Professor Cherrier has studied how world events affected the intellectual development of Gunnar Myrdal, Jacob Marschak and Milton Friedman, and how economists’ individual visions combined in the development of the MIT economics department. In more recent work, she is studying the rise of applied economics, such as the rise of empirical work in urban economics, public economics, and macro econometric modeling, beginning in the mid-1960s.
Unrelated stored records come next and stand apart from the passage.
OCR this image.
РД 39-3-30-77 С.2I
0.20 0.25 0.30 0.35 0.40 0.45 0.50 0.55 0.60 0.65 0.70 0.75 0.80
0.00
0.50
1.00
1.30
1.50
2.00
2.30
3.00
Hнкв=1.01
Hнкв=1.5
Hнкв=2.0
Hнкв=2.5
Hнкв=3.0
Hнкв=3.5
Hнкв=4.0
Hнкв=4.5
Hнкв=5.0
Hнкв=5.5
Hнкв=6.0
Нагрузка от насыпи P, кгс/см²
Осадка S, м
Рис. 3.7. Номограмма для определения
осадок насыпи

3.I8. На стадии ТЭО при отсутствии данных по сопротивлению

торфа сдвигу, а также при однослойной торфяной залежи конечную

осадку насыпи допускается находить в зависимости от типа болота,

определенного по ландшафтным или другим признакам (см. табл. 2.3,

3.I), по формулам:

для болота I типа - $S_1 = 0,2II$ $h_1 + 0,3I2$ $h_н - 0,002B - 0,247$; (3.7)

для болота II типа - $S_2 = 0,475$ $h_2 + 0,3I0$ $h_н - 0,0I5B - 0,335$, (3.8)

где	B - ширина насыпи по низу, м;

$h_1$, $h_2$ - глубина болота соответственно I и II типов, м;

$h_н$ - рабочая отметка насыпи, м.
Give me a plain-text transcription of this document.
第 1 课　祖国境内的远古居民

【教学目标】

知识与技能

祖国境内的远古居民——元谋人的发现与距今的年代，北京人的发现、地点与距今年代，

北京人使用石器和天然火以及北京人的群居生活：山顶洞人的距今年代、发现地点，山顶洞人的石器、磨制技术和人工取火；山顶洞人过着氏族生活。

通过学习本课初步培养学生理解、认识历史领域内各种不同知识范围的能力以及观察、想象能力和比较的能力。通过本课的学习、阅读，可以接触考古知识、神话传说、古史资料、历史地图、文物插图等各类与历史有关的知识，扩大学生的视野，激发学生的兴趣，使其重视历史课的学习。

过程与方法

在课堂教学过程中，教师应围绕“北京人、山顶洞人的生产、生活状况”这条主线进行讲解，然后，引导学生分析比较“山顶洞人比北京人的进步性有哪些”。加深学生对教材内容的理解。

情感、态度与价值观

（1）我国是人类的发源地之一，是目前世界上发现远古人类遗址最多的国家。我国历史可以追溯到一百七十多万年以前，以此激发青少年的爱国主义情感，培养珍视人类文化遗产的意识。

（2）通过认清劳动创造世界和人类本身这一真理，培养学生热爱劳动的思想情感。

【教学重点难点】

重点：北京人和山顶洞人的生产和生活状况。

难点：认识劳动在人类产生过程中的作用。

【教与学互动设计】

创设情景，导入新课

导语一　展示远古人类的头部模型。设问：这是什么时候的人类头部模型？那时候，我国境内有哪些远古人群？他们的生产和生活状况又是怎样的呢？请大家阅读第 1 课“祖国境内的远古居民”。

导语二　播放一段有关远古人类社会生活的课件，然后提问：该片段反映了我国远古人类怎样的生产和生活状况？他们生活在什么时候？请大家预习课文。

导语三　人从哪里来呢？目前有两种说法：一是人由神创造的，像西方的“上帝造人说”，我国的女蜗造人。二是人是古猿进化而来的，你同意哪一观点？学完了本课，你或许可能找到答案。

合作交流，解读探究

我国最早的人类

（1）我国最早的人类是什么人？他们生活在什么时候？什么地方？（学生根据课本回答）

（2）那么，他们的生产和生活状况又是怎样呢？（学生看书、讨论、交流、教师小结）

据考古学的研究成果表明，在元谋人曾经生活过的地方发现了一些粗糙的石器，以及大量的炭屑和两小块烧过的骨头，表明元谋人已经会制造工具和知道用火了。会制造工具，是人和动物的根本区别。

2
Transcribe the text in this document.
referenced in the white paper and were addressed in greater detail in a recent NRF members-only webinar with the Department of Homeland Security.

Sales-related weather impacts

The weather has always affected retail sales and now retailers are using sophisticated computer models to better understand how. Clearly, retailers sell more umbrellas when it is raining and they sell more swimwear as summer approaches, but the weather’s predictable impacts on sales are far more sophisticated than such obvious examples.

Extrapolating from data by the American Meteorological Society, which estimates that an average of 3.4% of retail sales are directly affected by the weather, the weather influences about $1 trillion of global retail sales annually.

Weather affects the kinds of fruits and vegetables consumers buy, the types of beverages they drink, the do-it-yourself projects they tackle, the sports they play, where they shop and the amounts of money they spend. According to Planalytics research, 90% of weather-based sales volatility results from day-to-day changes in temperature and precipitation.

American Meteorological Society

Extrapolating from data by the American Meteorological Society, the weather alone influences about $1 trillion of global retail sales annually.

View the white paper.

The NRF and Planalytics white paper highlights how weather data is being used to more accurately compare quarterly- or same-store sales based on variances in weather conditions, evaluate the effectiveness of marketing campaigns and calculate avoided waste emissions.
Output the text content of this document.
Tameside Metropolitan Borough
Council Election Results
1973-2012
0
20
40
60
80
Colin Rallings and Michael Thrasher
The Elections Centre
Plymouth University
She has also studied changes in the classification of economic publications over time.[8]

Selected works

  • Cherrier, Beatrice. "Classifying economics: A history of the JEL codes." Journal of Economic Literature 55, no. 2 (2017): 545–79.
  • Backhouse, Roger E., and Béatrice Cherrier. "The age of the applied economist: the transformation of economics since the 1970s." History of Political Economy 49, no. Supplement (2017): 1-33.
  • Cherrier, Beatrice. "The lucky consistency of Milton Friedman’s science and politics, 1933-1963." Building Chicago Economics (2011): 335–368.
  • Cherrier, Béatrice. "Rationalizing human organization in an uncertain world: Jacob Marschak, from Ukrainian prisons to behavioral science laboratories." History of political economy 42, no. 3 (2010): 443–467.
  • Cherrier, Beatrice. "Toward a History of Economics at MIT, 1940-72." History of Political Economy 46, no. suppl_1 (2014): 15–44.

References

  1. "Economics | CREST". Retrieved 2021-03-06.
  2. "Excavating the Academia/Policy pipeline". Rebuild Macro. Retrieved 2021-03-06.
  3. "Episode 910: Economics, Sexism, Data". NPR.org. Retrieved 2019-10-15.
  4. "Economic Rockstar : 110: Beatrice Cherrier on the Economics of 'The Wire' and the Beginning of Economics at MIT sur Apple Podcasts". Apple Podcasts. Retrieved 2019-10-15.
  5. "BBC Radio 4 - One to One, Soumaya Keynes meets Beatrice Cherrier". BBC. Retrieved 2019-10-15.
  6. "Curriculum Vitae of Beatrice Cherrier" (PDF). October 2020. Archived (PDF) from the original on 2021-11-18.
  7. "Béatrice Cherrier a reçu la Médaille de bronze du CNRS 2021 | CREST". 26 March 2021. Retrieved 2021-11-29.
  8. "Institute for New Economic Thinking". Institute for New Economic Thinking. Retrieved 2019-10-15.